Mumbai, Jan 28: A 33-year-old woman has written to the National Commission for Women (NCW) alleging that Bollywood choreographer Ganesh Acharya used to make her watch porn videos whenever she visited his office in Mumbai.

In a complaint filed with the police, the woman, an assistant choreographer, has alleged that Acharya and two women assaulted her during a function of the Indian Film and Television Choreographers Association (IFTCA) held in suburban Andheri on Sunday.

Besides Acharya, the complainant, Divya Kotian, has named Jayashree Kelkar and Preeti Lad in her complaint for assault, a police official said on Tuesday.

Calls made to Acharya for his reaction remained unanswered.

In her letter to the NCW, Kotian, a resident of suburban Bhayandar, claimed that Acharya forced her to watch adult videos whenever she visited his office.

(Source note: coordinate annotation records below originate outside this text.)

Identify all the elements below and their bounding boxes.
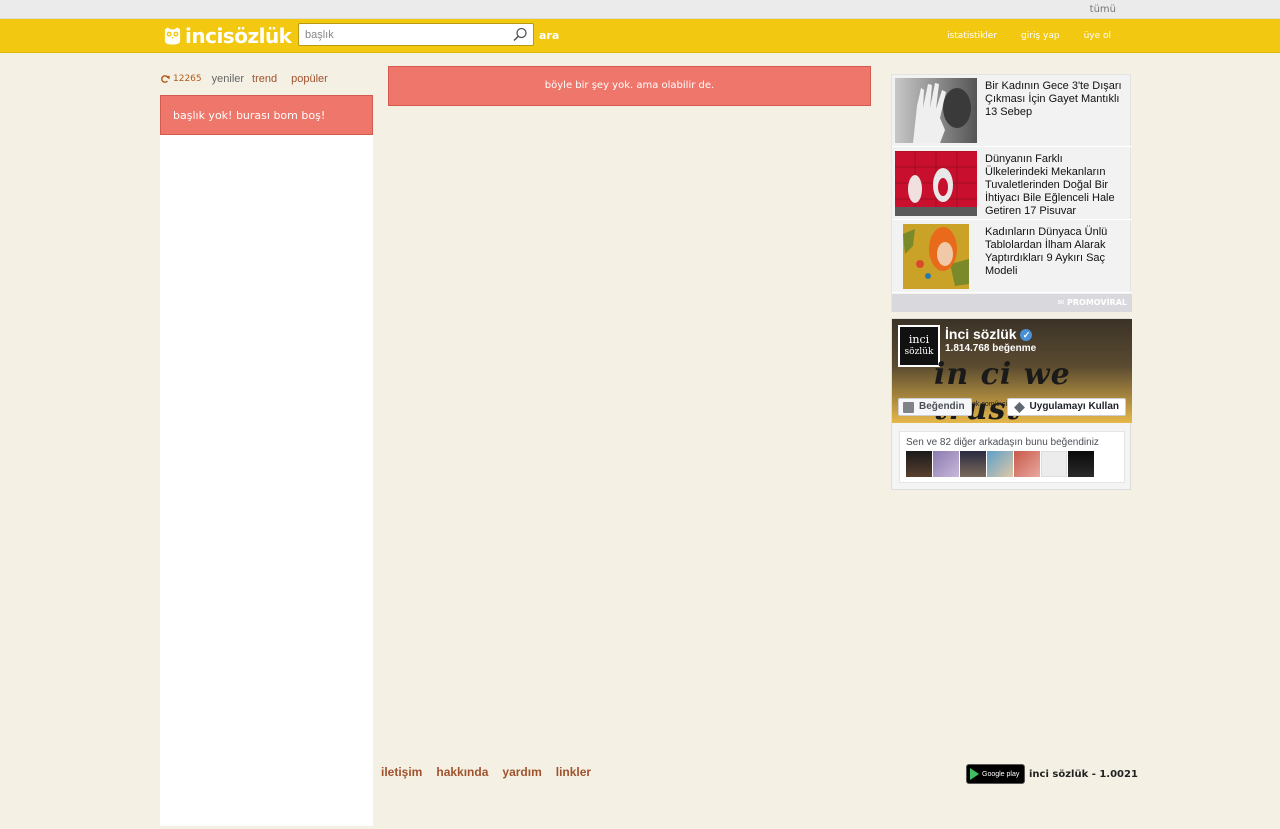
footer-about-link[interactable]: hakkında [436, 765, 488, 779]
play-icon [970, 768, 979, 780]
filter-all-link[interactable]: tümü [1090, 4, 1116, 15]
ad-thumbnail[interactable] [895, 224, 977, 289]
search-input[interactable] [299, 24, 509, 45]
facebook-page-widget: inci sözlük İnci sözlük ✓ 1.814.768 beğe… [891, 318, 1132, 490]
ad-thumbnail[interactable] [895, 78, 977, 143]
nav-login[interactable]: giriş yap [1021, 31, 1060, 41]
ad-title[interactable]: Bir Kadının Gece 3'te Dışarı Çıkması İçi… [985, 80, 1125, 119]
search-button[interactable]: ara [539, 29, 559, 42]
left-column: 12265 yeniler trend popüler başlık yok! … [160, 54, 373, 826]
friend-avatar[interactable] [1068, 451, 1094, 477]
tab-trend[interactable]: trend [252, 73, 277, 85]
cube-icon [1013, 402, 1025, 413]
friend-avatars [906, 451, 1094, 477]
nav-register[interactable]: üye ol [1084, 31, 1111, 41]
nav-statistics[interactable]: istatistikler [947, 31, 997, 41]
tab-new[interactable]: yeniler [212, 73, 244, 85]
topic-list [160, 95, 373, 826]
friend-avatar[interactable] [1014, 451, 1040, 477]
ad-thumbnail[interactable] [895, 151, 977, 216]
ad-item[interactable]: Bir Kadının Gece 3'te Dışarı Çıkması İçi… [892, 75, 1132, 147]
use-app-label: Uygulamayı Kullan [1029, 401, 1119, 412]
owl-icon [164, 27, 181, 45]
friend-avatar[interactable] [933, 451, 959, 477]
top-strip: tümü [0, 0, 1280, 19]
top-nav: istatistikler giriş yap üye ol [923, 31, 1111, 41]
version-label: inci sözlük - 1.0021 [1029, 768, 1138, 780]
facebook-page-name[interactable]: İnci sözlük ✓ [945, 326, 1033, 342]
entry-count[interactable]: 12265 [173, 74, 202, 84]
refresh-icon[interactable] [160, 74, 170, 84]
page-name-text: İnci sözlük [945, 326, 1017, 342]
footer-right: Google play inci sözlük - 1.0021 [966, 764, 1138, 784]
facebook-like-count: 1.814.768 beğenme [945, 343, 1037, 354]
logo-text: incisözlük [185, 24, 292, 48]
ad-title[interactable]: Dünyanın Farklı Ülkelerindeki Mekanların… [985, 153, 1125, 218]
footer-help-link[interactable]: yardım [502, 765, 541, 779]
ad-item[interactable]: Kadınların Dünyaca Ünlü Tablolardan İlha… [892, 221, 1132, 293]
liked-label: Beğendin [919, 401, 965, 412]
verified-icon: ✓ [1020, 329, 1033, 341]
footer-links-link[interactable]: linkler [556, 765, 591, 779]
search-icon[interactable] [511, 26, 529, 44]
tab-popular[interactable]: popüler [291, 73, 328, 85]
logo-line-2: sözlük [904, 347, 934, 357]
ad-title[interactable]: Kadınların Dünyaca Ünlü Tablolardan İlha… [985, 226, 1125, 278]
empty-topics-message: başlık yok! burası bom boş! [160, 95, 373, 135]
left-tabs: 12265 yeniler trend popüler [160, 72, 328, 86]
ad-item[interactable]: Dünyanın Farklı Ülkelerindeki Mekanların… [892, 148, 1132, 220]
facebook-icon [903, 402, 914, 413]
liked-button[interactable]: Beğendin [898, 398, 972, 416]
search-box [298, 23, 534, 46]
use-app-button[interactable]: Uygulamayı Kullan [1006, 398, 1126, 416]
not-found-alert: böyle bir şey yok. ama olabilir de. [388, 66, 871, 106]
header-bar: incisözlük ara istatistikler giriş yap ü… [0, 19, 1280, 53]
friend-avatar[interactable] [987, 451, 1013, 477]
friends-liked-text: Sen ve 82 diğer arkadaşın bunu beğendini… [906, 437, 1099, 448]
ad-brand-label[interactable]: ✉ PROMOVİRAL [892, 294, 1132, 312]
friend-avatar[interactable] [1041, 451, 1067, 477]
logo[interactable]: incisözlük [163, 23, 292, 49]
facebook-friends: Sen ve 82 diğer arkadaşın bunu beğendini… [899, 431, 1125, 483]
ad-brand-text: PROMOVİRAL [1067, 298, 1127, 307]
logo-line-1: inci [908, 333, 930, 346]
footer-links: iletişim hakkında yardım linkler [381, 765, 591, 779]
google-play-badge[interactable]: Google play [966, 764, 1025, 784]
store-label: Google play [982, 770, 1020, 778]
friend-avatar[interactable] [906, 451, 932, 477]
facebook-cover[interactable]: inci sözlük İnci sözlük ✓ 1.814.768 beğe… [892, 319, 1132, 423]
footer-contact-link[interactable]: iletişim [381, 765, 422, 779]
ad-widget: Bir Kadının Gece 3'te Dışarı Çıkması İçi… [891, 74, 1132, 312]
friend-avatar[interactable] [960, 451, 986, 477]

In her complaint with Amboli police station, Kotian alleged that Acharya was demanding a commission from her for working in the film industry.

Kotian is also a member of the IFTCA.

Acharya, who was elected as a general secretary of the IFTCA, used to frequently call the complainant at the office in Andheri, the police official said quoting the complaint.

On January 26, when Kotian reached the IFTCA office, Acharya shouted at her and announced that she was being "suspended", he said.

Acharya grew furious after Kotian told him that she is a member of the IFTCA and allegedly asked his team member, Jayashree Kelkar, to slap her, the police official said.

"Kelkar and Preeti Lad hit me in public view which was captured on the CCTV," the complaint stated.

Police have registered a non-cognisable (NC) offence and investigating, the official added.